Medicamentos respiratórios
interações medicamentosa
As interações medicamentosas envolvendo medicamentos respiratórios são menos numerosas que as de outras classes, mas algumas são clinicamente relevantes e merecem atenção. Esta seção detalha as principais interações e suas implicações para o manejo de pacientes com doenças respiratórias.
Os β2-agonistas, particularmente em altas doses, podem causar hipocalemia por estímulo da bomba Na+/K+-ATPase e entrada de potássio nas células. Este efeito é potencializado por outros fármacos que também reduzem o potássio: diuréticos (tiazídicos, de alça), corticosteroides, teofilina, e anfotericina B. A hipocalemia pode predispor a arritmias, particularmente em pacientes com doença cardiovascular ou em uso de digoxina. A monitorização do potássio é recomendada em pacientes em uso de altas doses de β2-agonistas associados a outros agentes hipocalemiantes.
Os β2-agonistas também podem elevar a glicemia, efeito potencializado por corticosteroides. Pacientes diabéticos podem necessitar de ajuste da medicação hipoglicemiante durante exacerbações que requerem altas doses de β2-agonistas e corticosteroides sistêmicos.
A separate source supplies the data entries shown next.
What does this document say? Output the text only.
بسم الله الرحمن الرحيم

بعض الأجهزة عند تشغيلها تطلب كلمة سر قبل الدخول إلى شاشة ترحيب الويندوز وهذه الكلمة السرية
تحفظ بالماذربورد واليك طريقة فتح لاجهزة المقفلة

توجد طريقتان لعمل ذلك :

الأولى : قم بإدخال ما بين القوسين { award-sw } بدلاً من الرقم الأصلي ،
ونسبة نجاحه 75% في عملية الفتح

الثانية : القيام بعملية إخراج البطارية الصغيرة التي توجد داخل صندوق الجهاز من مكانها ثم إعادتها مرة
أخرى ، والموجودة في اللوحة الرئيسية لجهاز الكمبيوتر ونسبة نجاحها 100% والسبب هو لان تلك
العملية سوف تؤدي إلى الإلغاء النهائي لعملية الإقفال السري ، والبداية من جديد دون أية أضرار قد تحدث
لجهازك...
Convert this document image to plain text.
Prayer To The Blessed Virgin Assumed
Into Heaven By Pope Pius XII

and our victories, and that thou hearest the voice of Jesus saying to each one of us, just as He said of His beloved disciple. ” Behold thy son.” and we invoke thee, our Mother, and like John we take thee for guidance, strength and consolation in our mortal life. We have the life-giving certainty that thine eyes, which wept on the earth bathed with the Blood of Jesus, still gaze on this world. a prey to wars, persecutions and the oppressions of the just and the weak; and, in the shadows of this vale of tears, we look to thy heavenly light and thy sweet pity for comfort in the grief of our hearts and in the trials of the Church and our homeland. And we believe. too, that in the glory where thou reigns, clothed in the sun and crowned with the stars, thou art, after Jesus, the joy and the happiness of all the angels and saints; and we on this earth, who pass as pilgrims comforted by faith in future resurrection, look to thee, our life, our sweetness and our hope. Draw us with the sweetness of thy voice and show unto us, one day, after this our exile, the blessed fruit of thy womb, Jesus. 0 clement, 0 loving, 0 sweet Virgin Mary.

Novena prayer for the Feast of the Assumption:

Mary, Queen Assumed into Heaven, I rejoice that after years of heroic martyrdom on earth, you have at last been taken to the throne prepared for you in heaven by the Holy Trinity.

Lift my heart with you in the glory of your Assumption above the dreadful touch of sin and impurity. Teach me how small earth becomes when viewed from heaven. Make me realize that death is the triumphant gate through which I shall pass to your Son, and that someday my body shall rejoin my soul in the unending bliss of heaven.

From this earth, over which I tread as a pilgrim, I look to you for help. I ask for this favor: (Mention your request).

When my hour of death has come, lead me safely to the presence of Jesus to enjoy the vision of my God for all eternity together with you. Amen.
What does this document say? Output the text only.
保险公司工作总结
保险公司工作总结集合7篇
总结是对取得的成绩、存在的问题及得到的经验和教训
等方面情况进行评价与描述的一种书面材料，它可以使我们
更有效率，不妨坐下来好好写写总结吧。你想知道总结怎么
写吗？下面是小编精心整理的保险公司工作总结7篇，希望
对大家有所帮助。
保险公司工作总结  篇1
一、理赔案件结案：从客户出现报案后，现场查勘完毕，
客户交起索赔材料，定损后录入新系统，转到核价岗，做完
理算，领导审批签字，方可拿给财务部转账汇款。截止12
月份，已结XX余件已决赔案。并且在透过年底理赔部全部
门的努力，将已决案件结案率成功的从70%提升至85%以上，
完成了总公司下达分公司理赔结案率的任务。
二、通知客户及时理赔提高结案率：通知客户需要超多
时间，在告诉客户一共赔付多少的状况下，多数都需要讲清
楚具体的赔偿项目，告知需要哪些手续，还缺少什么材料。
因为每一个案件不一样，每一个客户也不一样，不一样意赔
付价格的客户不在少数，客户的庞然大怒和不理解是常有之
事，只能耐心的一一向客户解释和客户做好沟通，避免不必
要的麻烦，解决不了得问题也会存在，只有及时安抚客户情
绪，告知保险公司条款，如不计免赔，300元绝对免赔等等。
Os corticosteroides inalatórios (CI), embora com absorção sistêmica mínima, podem ter seus efeitos sistêmicos potencializados por inibidores da CYP3A4 (cetoconazol, itraconazol, ritonavir), particularmente para a fluticasona, que é extensamente metabolizada por esta via. A associação pode causar síndrome de Cushing iatrogênica e supressão adrenal, mesmo com doses inalatórias habituais. Casos de insuficiência adrenal aguda foram descritos com a associação fluticasona + ritonavir. A budesonida é menos suscetível a esta interação.
A teofilina, embora hoje pouco utilizada, tem janela terapêutica estreita e inúmeras interações. Inibidores da CYP1A2 (fluvoxamina, ciprofloxacino, enoxacino, mexiletina, ticlopidina) e da CYP3A4 (cetoconazol, itraconazol, eritromicina, claritromicina) elevam seus níveis, com risco de toxicidade (náuseas, vômitos, taquicardia, arritmias, convulsões). Indutores (rifampicina, carbamazepina, fenitoína, fenobarbital, erva-de-são-joão, tabagismo) reduzem seus níveis, comprometendo a eficácia. O uso de teofilina exige monitorização rigorosa dos níveis séricos.
Os anticolinérgicos inalatórios (ipratrópio, tiotrópio) têm absorção sistêmica mínima e, portanto, baixo potencial de interações sistêmicas. No entanto, quando associados a outros anticolinérgicos (para bexiga hiperativa, Parkinson, etc.), pode haver efeitos aditivos (boca seca, constipação, retenção urinária, visão turva).
Os antagonistas de leucotrienos (montelucaste) são metabolizados pela CYP3A4 e CYP2C9, mas interações clinicamente significativas são raras. Podem potencializar o efeito de varfarina, embora o risco seja baixo.
Os mucolíticos (acetilcisteína) têm poucas interações. A acetilcisteína pode potencializar o efeito vasodilatador de nitratos, com risco de hipotensão.
A PL 2158/23, ao permitir farmácias em supermercados, amplia o risco de que pacientes adquiram medicamentos respiratórios de venda livre (particularmente β2-agonistas de curta ação) sem considerar interações com outros medicamentos em uso. Um paciente com insuficiência cardíaca em uso de digoxina e diuréticos que utilize salbutamol em excesso pode desenvolver hipocalemia e arritmia. Defender o uso racional de medicamentos respiratórios é assegurar que, no momento da dispensação, seja feita uma breve investigação sobre outros medicamentos em uso, particularmente em pacientes com comorbidades.